Soixante ans après la Shoah, un homme explore la douleur qu'à creusée en lui la disparition des siens.
Le temps non seulement n'a pas adouci la peine mais il découvre que la souffrance augmente avec l'écoulement des jours.
Comment pourrait se faire le travail du deuil quand ceux qu'on a perdus n'ont laissé ni trace ni tombe?

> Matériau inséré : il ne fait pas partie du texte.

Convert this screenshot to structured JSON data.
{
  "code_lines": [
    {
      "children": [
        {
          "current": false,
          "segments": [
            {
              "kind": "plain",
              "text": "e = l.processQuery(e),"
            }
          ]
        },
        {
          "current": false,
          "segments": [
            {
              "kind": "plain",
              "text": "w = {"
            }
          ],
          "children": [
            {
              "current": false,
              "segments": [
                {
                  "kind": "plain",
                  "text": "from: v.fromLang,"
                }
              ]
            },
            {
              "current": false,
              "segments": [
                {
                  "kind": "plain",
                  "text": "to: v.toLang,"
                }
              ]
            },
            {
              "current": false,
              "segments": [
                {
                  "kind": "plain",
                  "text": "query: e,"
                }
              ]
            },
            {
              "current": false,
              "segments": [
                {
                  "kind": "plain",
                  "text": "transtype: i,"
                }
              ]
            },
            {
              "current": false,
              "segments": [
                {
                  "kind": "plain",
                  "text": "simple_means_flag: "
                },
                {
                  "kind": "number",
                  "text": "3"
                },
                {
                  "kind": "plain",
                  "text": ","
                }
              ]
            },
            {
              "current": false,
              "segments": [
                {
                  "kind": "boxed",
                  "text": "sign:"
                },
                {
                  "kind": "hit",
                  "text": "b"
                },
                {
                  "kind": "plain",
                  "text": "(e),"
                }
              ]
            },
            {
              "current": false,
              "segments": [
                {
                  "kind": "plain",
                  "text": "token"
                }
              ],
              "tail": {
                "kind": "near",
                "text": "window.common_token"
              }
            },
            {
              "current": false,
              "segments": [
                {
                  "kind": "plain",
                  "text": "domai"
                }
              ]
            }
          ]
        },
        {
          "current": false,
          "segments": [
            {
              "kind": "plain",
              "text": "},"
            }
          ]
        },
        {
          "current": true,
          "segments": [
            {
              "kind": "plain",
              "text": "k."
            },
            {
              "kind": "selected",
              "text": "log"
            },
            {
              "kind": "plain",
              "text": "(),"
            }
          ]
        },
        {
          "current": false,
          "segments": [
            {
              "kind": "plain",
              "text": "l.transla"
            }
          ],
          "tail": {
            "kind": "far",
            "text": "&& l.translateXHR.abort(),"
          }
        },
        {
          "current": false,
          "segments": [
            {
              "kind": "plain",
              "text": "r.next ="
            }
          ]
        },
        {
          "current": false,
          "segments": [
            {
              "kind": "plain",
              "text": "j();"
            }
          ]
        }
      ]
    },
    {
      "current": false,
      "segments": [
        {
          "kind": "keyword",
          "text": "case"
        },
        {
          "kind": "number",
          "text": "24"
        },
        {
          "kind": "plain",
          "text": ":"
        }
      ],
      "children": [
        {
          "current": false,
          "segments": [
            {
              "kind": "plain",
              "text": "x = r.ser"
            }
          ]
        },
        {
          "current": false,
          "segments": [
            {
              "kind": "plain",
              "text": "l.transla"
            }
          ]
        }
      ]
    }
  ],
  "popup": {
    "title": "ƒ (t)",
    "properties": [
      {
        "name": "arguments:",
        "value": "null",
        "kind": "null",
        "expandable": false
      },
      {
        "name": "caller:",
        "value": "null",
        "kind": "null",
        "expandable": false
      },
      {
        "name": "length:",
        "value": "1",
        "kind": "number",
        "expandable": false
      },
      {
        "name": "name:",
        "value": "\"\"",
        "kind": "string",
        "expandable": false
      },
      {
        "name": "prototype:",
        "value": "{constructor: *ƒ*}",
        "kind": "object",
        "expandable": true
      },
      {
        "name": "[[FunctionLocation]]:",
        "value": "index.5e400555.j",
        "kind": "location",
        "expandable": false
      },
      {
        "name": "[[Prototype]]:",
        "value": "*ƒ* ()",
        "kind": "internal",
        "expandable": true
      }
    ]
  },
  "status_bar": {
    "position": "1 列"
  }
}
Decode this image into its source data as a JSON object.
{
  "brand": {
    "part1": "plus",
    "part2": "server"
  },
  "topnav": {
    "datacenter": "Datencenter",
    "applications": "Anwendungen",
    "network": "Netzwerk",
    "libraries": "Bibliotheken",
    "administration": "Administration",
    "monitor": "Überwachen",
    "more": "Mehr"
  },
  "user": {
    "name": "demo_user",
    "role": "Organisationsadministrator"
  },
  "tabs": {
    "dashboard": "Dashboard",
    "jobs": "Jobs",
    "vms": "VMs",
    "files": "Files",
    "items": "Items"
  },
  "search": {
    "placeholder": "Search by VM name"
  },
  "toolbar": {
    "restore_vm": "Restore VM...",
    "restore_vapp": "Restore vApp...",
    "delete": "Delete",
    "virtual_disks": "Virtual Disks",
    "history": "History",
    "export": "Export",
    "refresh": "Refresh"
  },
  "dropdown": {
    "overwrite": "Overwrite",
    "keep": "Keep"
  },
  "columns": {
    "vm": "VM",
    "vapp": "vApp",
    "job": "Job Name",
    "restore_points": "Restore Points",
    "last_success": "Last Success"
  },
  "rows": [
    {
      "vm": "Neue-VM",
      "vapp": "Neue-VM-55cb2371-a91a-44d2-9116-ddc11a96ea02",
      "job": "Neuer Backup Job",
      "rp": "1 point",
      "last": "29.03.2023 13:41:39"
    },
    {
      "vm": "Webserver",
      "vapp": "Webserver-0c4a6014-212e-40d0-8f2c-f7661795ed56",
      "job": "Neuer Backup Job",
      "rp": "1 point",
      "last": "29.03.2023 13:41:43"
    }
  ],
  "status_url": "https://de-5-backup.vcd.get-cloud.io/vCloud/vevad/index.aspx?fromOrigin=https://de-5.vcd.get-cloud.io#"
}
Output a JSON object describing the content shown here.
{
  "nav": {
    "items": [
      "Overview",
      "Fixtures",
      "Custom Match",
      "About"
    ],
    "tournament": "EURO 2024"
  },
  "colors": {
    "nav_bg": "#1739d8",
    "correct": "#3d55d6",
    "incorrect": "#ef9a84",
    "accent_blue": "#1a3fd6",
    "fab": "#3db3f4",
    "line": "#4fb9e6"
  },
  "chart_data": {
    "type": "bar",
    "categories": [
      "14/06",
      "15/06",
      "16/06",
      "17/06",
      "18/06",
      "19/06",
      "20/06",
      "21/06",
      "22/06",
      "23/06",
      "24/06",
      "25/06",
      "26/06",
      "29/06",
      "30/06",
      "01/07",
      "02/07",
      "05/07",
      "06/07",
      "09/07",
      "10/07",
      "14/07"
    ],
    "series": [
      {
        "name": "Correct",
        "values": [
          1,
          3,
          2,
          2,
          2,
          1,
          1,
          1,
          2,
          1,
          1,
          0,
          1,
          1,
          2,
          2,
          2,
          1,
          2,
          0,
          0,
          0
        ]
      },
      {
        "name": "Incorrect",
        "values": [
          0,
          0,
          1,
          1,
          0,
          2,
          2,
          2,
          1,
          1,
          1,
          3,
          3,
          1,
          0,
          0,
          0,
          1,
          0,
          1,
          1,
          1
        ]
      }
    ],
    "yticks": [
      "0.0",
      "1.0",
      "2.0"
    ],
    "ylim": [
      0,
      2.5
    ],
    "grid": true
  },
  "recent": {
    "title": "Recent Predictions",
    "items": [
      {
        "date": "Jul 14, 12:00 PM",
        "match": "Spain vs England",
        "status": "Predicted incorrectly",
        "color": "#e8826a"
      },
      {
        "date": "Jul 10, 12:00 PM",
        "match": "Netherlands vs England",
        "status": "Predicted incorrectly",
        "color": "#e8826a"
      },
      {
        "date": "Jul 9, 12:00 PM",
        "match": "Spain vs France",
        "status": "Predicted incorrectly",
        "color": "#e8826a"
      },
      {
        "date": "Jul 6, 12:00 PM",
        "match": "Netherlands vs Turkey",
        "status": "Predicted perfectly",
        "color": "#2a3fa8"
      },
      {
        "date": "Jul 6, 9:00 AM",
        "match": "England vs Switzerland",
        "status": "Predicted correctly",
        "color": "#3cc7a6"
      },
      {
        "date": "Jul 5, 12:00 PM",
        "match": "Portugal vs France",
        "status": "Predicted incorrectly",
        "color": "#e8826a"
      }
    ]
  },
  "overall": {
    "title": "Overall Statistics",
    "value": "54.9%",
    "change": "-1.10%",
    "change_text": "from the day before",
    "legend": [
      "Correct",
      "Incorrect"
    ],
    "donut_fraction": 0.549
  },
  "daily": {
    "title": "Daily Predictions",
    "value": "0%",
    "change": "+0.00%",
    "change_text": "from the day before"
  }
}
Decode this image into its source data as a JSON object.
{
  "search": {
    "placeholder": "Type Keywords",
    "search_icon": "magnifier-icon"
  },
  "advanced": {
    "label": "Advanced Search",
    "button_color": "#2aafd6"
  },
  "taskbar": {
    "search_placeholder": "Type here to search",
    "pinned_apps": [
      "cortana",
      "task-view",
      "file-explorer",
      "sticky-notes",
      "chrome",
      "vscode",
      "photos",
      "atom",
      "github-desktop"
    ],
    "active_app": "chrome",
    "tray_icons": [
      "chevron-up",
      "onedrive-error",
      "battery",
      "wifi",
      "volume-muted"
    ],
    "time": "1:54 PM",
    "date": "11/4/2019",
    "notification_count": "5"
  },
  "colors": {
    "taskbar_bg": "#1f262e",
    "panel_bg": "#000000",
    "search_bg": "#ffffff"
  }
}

Cette évocation déchirante des bonheurs d'autrefois, dont on n'a conservé que des instants fugaces, des portraits saisissants de ceux qui recueillirent l'orphelin de six ans et, lancinante, insidieuse comme une musique empoisonnée, la question: pourquoi cette barbarie?
Soixante ans après, pourquoi vivre ou survivre fait-il encore si mal?
Maryse Delarue-Rivoire
Voici le grand chant lyrique qu'enfin, longtemps après, l'homme mûr parvient à formuler, l'horreur qu'il parvient à nous dire en humaniste, en homme de paix.
Voici, sans que ces références l'écrasent, tant il s'en montre digne, que sa voix se joint à celles d'Albert Cohen, de Primo Levi, et de tant d'autres, pour maintenir vivant l'effroyable souvenir.